De quelle façon l'Association des Anciens Élèves participe-t-elle à la vie et aux activités de la Famille salésienne ?

Essayons de donner une réponse éclairante, en partant et de l'histoire de l'Association et de sa réalité présente.

- Une première façon consistera, pour l'Association, à se préoccuper de la « formation permanente » de ses membres. Cette tâche est inhérente à l'« éducation reçue », en ce sens que toute éducation (surtout en ce temps de mutation culturelle) a besoin de croître et de répondre, sans désemparer et de manière adéquate, à de nouvelles exigences. Les Statuts de la Confédération mondiale affirment que les ADB veulent « conserver et développer les principes qui ont été à la base de leur formation, pour les traduire en authentiques engagements de vie ».42 « Ils voient, dans le Recteur majeur, la figure même de Don Bosco, et reconnaissent en lui leur guide ; ils désirent l'assistance des salésiens pour une éducation spirituelle permanente, vigoureuse et adaptée ».43

Ce secteur représente une aire très concrète du service d'animation, propre à nos communautés et à nos confrères, en faveur des ADB. Arriver à programmer et à mettre en route des initiatives de formation permanente servira à renforcer la qualité des Unions locales et des Fédérations provinciales en vue de leur participation à la mission.

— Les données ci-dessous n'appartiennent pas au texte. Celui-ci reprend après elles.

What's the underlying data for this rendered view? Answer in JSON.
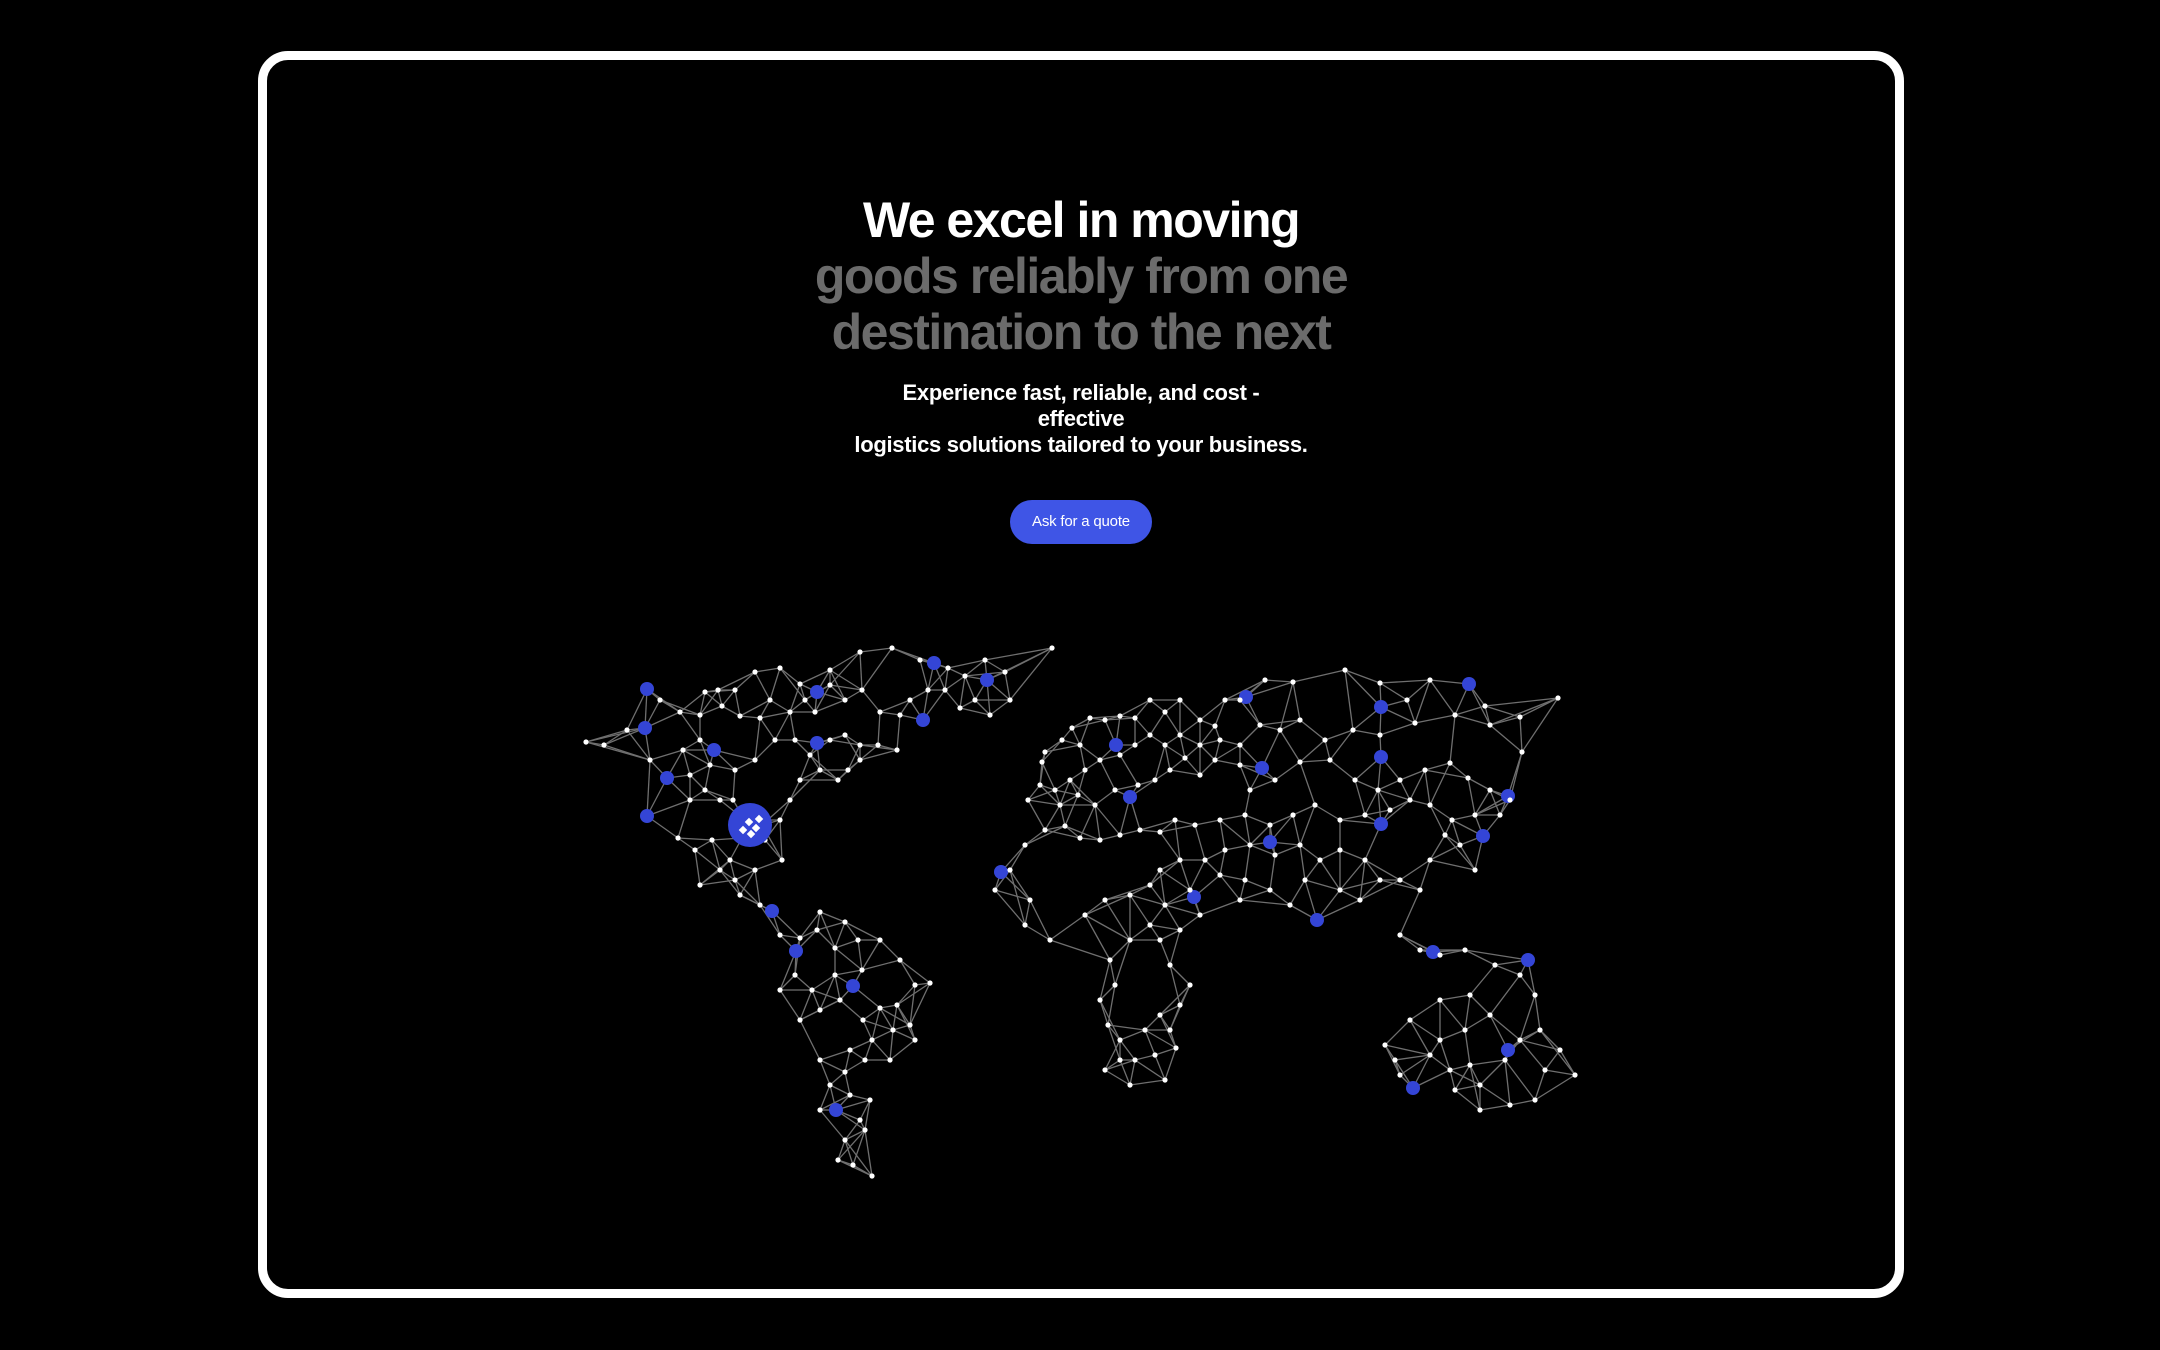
{
  "hero": {
    "headline": {
      "line1": "We excel in moving",
      "line2": "goods reliably from one",
      "line3": "destination to the next"
    },
    "subtitle": {
      "line1": "Experience fast, reliable, and cost -",
      "line2": "effective",
      "line3": "logistics solutions tailored to your business."
    },
    "cta_label": "Ask for a quote"
  },
  "map": {
    "icons": {
      "hub": "location-hub-icon",
      "node": "network-node-icon",
      "origin": "logistics-origin-icon"
    },
    "colors": {
      "accent": "#3f55e6",
      "hub": "#3445d6",
      "node": "#ffffff",
      "link": "#6f6f6f",
      "frame": "#ffffff",
      "background": "#000000"
    }
  }
}
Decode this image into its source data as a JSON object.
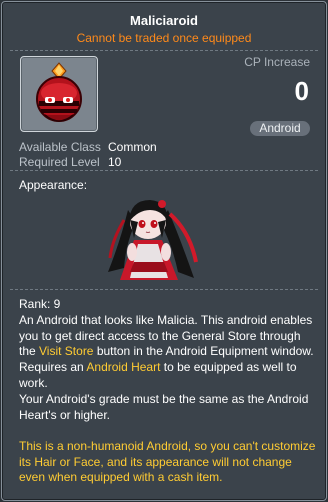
{
  "tooltip": {
    "title": "Maliciaroid",
    "subtitle": "Cannot be traded once equipped",
    "cp_label": "CP Increase",
    "cp_value": "0",
    "type_badge": "Android",
    "available_class_label": "Available Class",
    "available_class_value": "Common",
    "required_level_label": "Required Level",
    "required_level_value": "10",
    "appearance_label": "Appearance:",
    "rank": "Rank: 9",
    "desc_part1": "An Android that looks like Malicia. This android enables you to get direct access to the General Store through the ",
    "desc_link1": "Visit Store",
    "desc_part2": " button in the Android Equipment window. Requires an ",
    "desc_link2": "Android Heart",
    "desc_part3": " to be equipped as well to work.",
    "desc_grade": "Your Android's grade must be the same as the Android Heart's or higher.",
    "note": "This is a non-humanoid Android, so you can't customize its Hair or Face, and its appearance will not change even when equipped with a cash item."
  },
  "colors": {
    "background": "#3b434b",
    "highlight": "#ffcc33",
    "warning": "#ff8a1a"
  }
}
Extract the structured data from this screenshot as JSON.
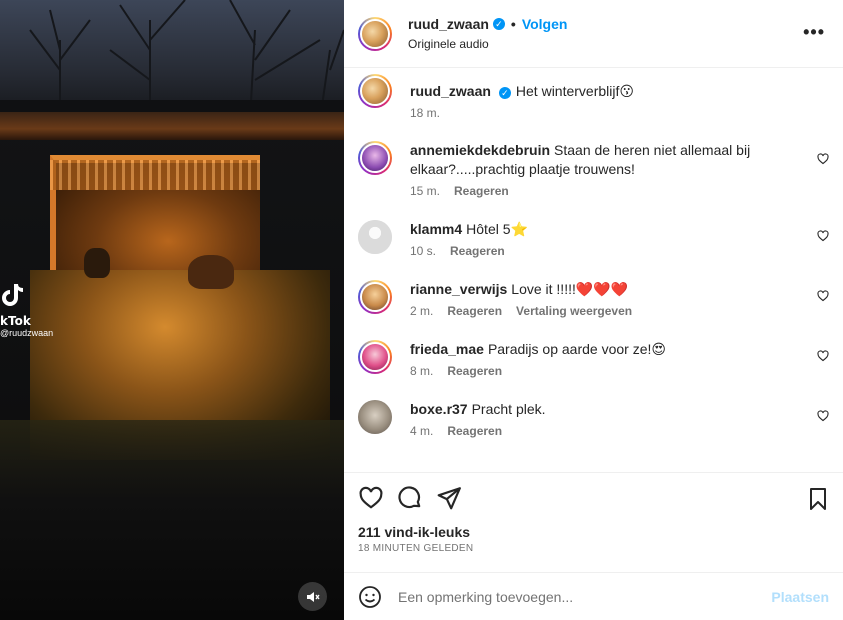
{
  "header": {
    "username": "ruud_zwaan",
    "follow_label": "Volgen",
    "separator": "•",
    "audio_label": "Originele audio",
    "more_label": "•••"
  },
  "media": {
    "watermark_name": "kTok",
    "watermark_handle": "@ruudzwaan",
    "watermark_icon": "tiktok-icon",
    "mute_icon": "speaker-muted-icon"
  },
  "caption": {
    "username": "ruud_zwaan",
    "text": "Het winterverblijf😗",
    "time": "18 m."
  },
  "comments": [
    {
      "username": "annemiekdekdebruin",
      "text": "Staan de heren niet allemaal bij elkaar?.....prachtig plaatje trouwens!",
      "time": "15 m.",
      "reply": "Reageren",
      "translate": ""
    },
    {
      "username": "klamm4",
      "text": "Hôtel 5⭐",
      "time": "10 s.",
      "reply": "Reageren",
      "translate": ""
    },
    {
      "username": "rianne_verwijs",
      "text": "Love it !!!!!❤️❤️❤️",
      "time": "2 m.",
      "reply": "Reageren",
      "translate": "Vertaling weergeven"
    },
    {
      "username": "frieda_mae",
      "text": "Paradijs op aarde voor ze!😍",
      "time": "8 m.",
      "reply": "Reageren",
      "translate": ""
    },
    {
      "username": "boxe.r37",
      "text": "Pracht plek.",
      "time": "4 m.",
      "reply": "Reageren",
      "translate": ""
    }
  ],
  "actions": {
    "likes": "211 vind-ik-leuks",
    "posted": "18 MINUTEN GELEDEN"
  },
  "composer": {
    "placeholder": "Een opmerking toevoegen...",
    "post_label": "Plaatsen"
  },
  "colors": {
    "accent": "#0095f6",
    "post_disabled": "#b2dffc",
    "secondary_text": "#737373"
  }
}
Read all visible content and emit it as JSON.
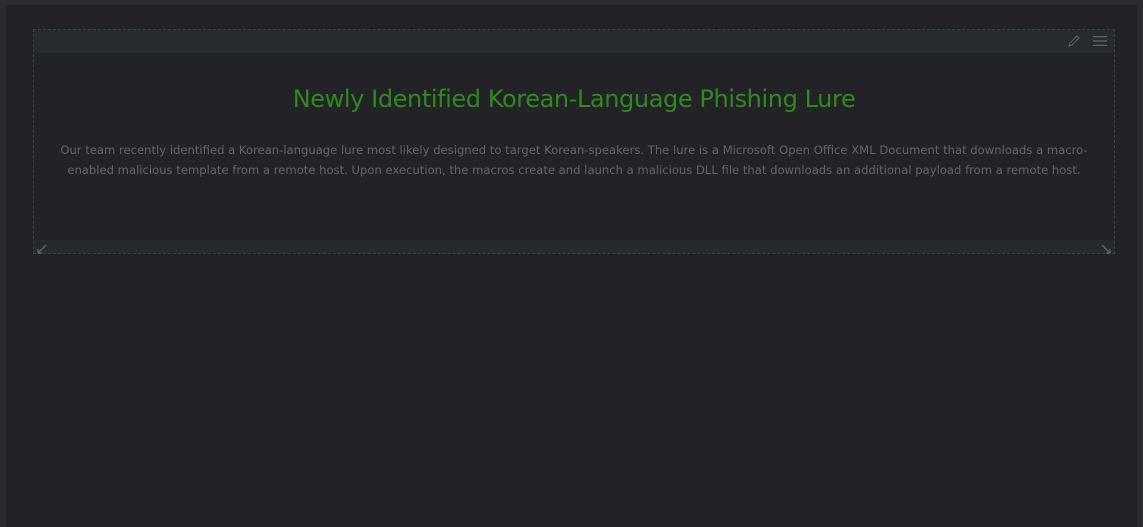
{
  "panel": {
    "title": "Newly Identified Korean-Language Phishing Lure",
    "description": "Our team recently identified a Korean-language lure most likely designed to target Korean-speakers. The lure is a Microsoft Open Office XML Document that downloads a macro-enabled malicious template from a remote host. Upon execution, the macros create and launch a malicious DLL file that downloads an additional payload from a remote host.",
    "icons": {
      "edit": "pencil-icon",
      "menu": "hamburger-menu-icon",
      "resize_left": "resize-arrow-icon",
      "resize_right": "resize-arrow-icon"
    }
  },
  "colors": {
    "title": "#2d8a1f",
    "text": "#62656a",
    "background": "#222226",
    "panel_border": "#3b4046"
  }
}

- Une autre activité, propre à l'Association, consiste à faire passer dans la pratique l'exhortation que Don Bosco lui-même faisait à ses anciens élèves, à savoir, de « se tenir unis et de s'entraider », avec le souci non seulement de renforcer, organiser, faire fonctionner l'Association,44 mais encore de porter aide aux anciens, pris individuellement, dans leurs nécessités et surtout d'établir des contacts bienfaisants avec d'anciens compagnons devenus lointains pour mille et une raisons. Il est très vrai que ceux qui « ne se sont pas inscrits à un Centre local précis, ne sont pas membres effectifs de la Confédération, mais ils sont considérés comme appartenant au ‘ Mouvement des Anciens de Don Bosco ’ ».45 C'est pourquoi les ADB veulent conserver leurs noms dans un fichier spécial pour garder vivant leur souvenir et pour chercher à les intéresser aux activités, notamment de formation.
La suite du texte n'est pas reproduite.